Fernando Augusto do Koháry Saxe-Coburgo e Gotha nasceu a 29 de outubro de 1816, em Viena. Foi o filho mais velho do Duque Fernando Jorge Augusto (1785 – 1851), Príncipe de Saxe-Coburgo e Gotha, e de Maria Antónia Gabriela (1797 – 1862), Princesa de Koháry. Deste modo, foi também sobrinho do duque reinante de Coburgo, Ernesto I, e do rei Leopoldo da Bélgica.
No contexto da política de união de diferentes casas reinantes europeias com a casa de Coburgo, é acordado o casamento entre D. Fernando e a rainha de Portugal, D. Maria II, em 1836. No contrato nupcial ficou definido que o príncipe receberia a dignidade de rei consorte, após o nascimento do primeiro filho varão (que viria a acontecer logo em setembro de 1837).
Recebeu uma educação cuidada e humanista, onde a literatura e as artes, nomeadamente a música e o desenho, desempenharam um papel fundamental. Homem de elevada cultura, estudou botânica e dominava ao todo sete línguas: alemão, húngaro, francês, inglês, espanhol, italiano e português. Assim, após o insucesso do seu papel enquanto marechal-general do Exército, logo em 1836, acabaria por se dedicar às artes e à cultura, enquanto patrono, colecionador e artista, conferindo-lhe o cognome de Rei-Artista.

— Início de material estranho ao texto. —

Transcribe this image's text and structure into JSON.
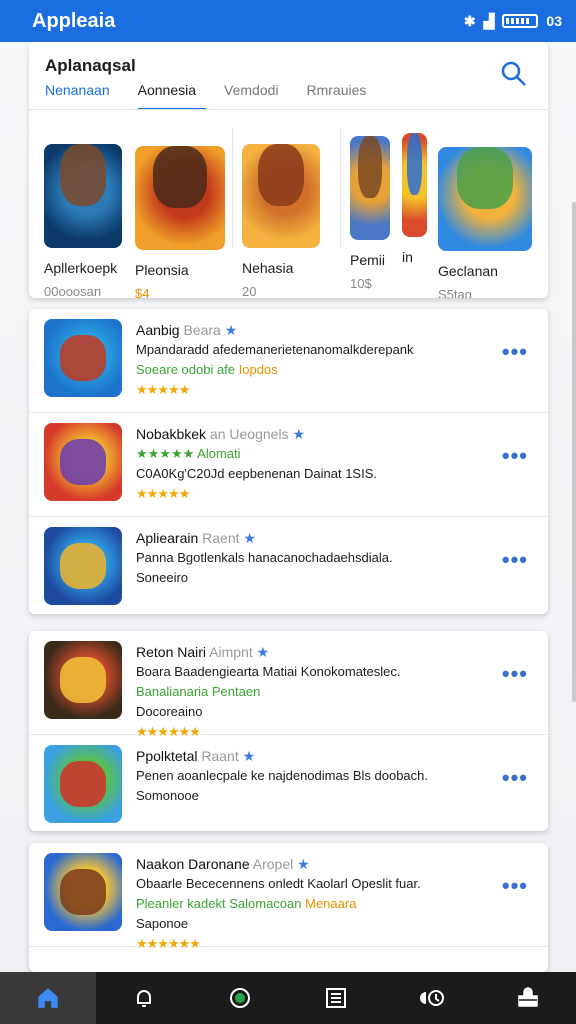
{
  "status": {
    "title": "Appleaia",
    "time": "03"
  },
  "search": {
    "title": "Aplanaqsal",
    "button": "search"
  },
  "tabs": [
    "Nenanaan",
    "Aonnesia",
    "Vemdodi",
    "Rmrauies"
  ],
  "featured": [
    {
      "name": "Apllerkoepk",
      "sub": "00ooosan",
      "icon": "cowboy-game-icon",
      "colors": [
        "#0b3a6a",
        "#2c7bb8",
        "#7a4a2a"
      ]
    },
    {
      "name": "Pleonsia",
      "sub": "$4",
      "icon": "hero-sword-icon",
      "colors": [
        "#f0a02a",
        "#c2391b",
        "#4a2a1a"
      ]
    },
    {
      "name": "Nehasia",
      "sub": "20",
      "icon": "bear-game-icon",
      "colors": [
        "#f4b340",
        "#d0702a",
        "#8a3a1a"
      ]
    },
    {
      "name": "Pemii",
      "sub": "10$",
      "icon": "warrior-game-icon",
      "colors": [
        "#4b78c6",
        "#e6a139",
        "#7a4a24"
      ]
    },
    {
      "name": "in",
      "sub": "",
      "icon": "blaze-game-icon",
      "colors": [
        "#d94b2a",
        "#f3c22a",
        "#2a6fd0"
      ]
    },
    {
      "name": "Geclanan",
      "sub": "S5tag",
      "icon": "monster-game-icon",
      "colors": [
        "#2f8ae0",
        "#f2b23c",
        "#4aa04a"
      ]
    }
  ],
  "list_groups": [
    [
      {
        "title": "Aanbig",
        "tag": "Beara",
        "desc": "Mpandaradd afedemanerietenanomalkderepank",
        "extra": "Soeare odobi afe",
        "extra2": "Iopdos",
        "meta": "",
        "rating": "★★★★★",
        "icon": "red-monster-icon",
        "colors": [
          "#1c73c9",
          "#2a9ee0",
          "#c13a1f"
        ]
      },
      {
        "title": "Nobakbkek",
        "tag": "an Ueognels",
        "desc": "",
        "extra": "★★★★★ Alomati",
        "extra2": "",
        "meta": "C0A0Kg'C20Jd eepbenenan Dainat 1SIS.",
        "rating": "★★★★★",
        "icon": "purple-hero-icon",
        "colors": [
          "#d63a2a",
          "#f0b030",
          "#6a3bb0"
        ]
      },
      {
        "title": "Apliearain",
        "tag": "Raent",
        "desc": "Panna Bgotlenkals hanacanochadaehsdiala.",
        "extra": "",
        "extra2": "",
        "meta": "Soneeiro",
        "rating": "",
        "icon": "saga-game-icon",
        "colors": [
          "#1e4aa0",
          "#2e9be0",
          "#f0b42a"
        ]
      }
    ],
    [
      {
        "title": "Reton Nairi",
        "tag": "Aimpnt",
        "desc": "Boara Baadengiearta Matiai Konokomateslec.",
        "extra": "Banalianaria Pentaen",
        "extra2": "",
        "meta": "Docoreaino",
        "rating": "★★★★★★",
        "icon": "game-battle-icon",
        "colors": [
          "#3a2a1a",
          "#c84a2a",
          "#f2c23a"
        ]
      },
      {
        "title": "Ppolktetal",
        "tag": "Raant",
        "desc": "Penen aoanlecpale ke najdenodimas Bls doobach.",
        "extra": "",
        "extra2": "",
        "meta": "Somonooe",
        "rating": "",
        "icon": "red-fighter-icon",
        "colors": [
          "#3aa0e0",
          "#5ac04a",
          "#d0302a"
        ]
      }
    ],
    [
      {
        "title": "Naakon Daronane",
        "tag": "Aropel",
        "desc": "Obaarle Bececennens onledt Kaolarl Opeslit fuar.",
        "extra": "Pleanler kadekt Salomacoan",
        "extra2": "Menaara",
        "meta": "Saponoe",
        "rating": "★★★★★★",
        "icon": "skies-game-icon",
        "colors": [
          "#2a6ad0",
          "#f2c23a",
          "#7a3a1a"
        ]
      }
    ]
  ],
  "navbar": [
    "home",
    "bell",
    "circle",
    "list",
    "camera",
    "bag"
  ]
}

Dois anos após a sua chegada a Portugal, em 1838, adquiriu as ruínas do extinto Mosteiro Jerónimo de Nossa Senhora da Pena, fundado por D. Manuel I no topo da Serra de Sintra. Iniciou de imediato uma obra de adaptação do edificado para sua residência privada, sob a influência da moda dos castelos românticos germânicos. Ao longo do tempo, foi adquirindo terrenos em redor da cerca da Pena, transformando a propriedade original num parque com cerca de 85 hectares. As alterações que imprimiu sobre a paisagem de Sintra recordavam-no da sua terra natal. Deste modo, dedicou-se pessoalmente ao projeto do Parque, cujo planeamento começou em 1839.
Após a morte da Rainha D. Maria II, em 1853, e a subsequente união à cantora lírica, Elise Hensler, D. Fernando e a sua segunda mulher continuariam, em conjunto, a trabalhar a paisagem do Parque, que incluiu a construção do Chalet, de jardins novos, de uma quinta ornamental, de estufas e, até, de uma plantação de chá.
Apesar da intervenção direta do rei no desenho e planeamento do Parque, o programa contou com o contributo de figuras como o Barão de Eschwege, geólogo, geógrafo, arquiteto e metalúrgico, com profundo conhecimento em áreas tão diversas como hidrologia, botânica, jardinagem, agricultura e silvicultura; do jardineiro francês Jean-Baptiste Désiré Bonnard ou de Wenceslau Cifka, artista e fotógrafo amador.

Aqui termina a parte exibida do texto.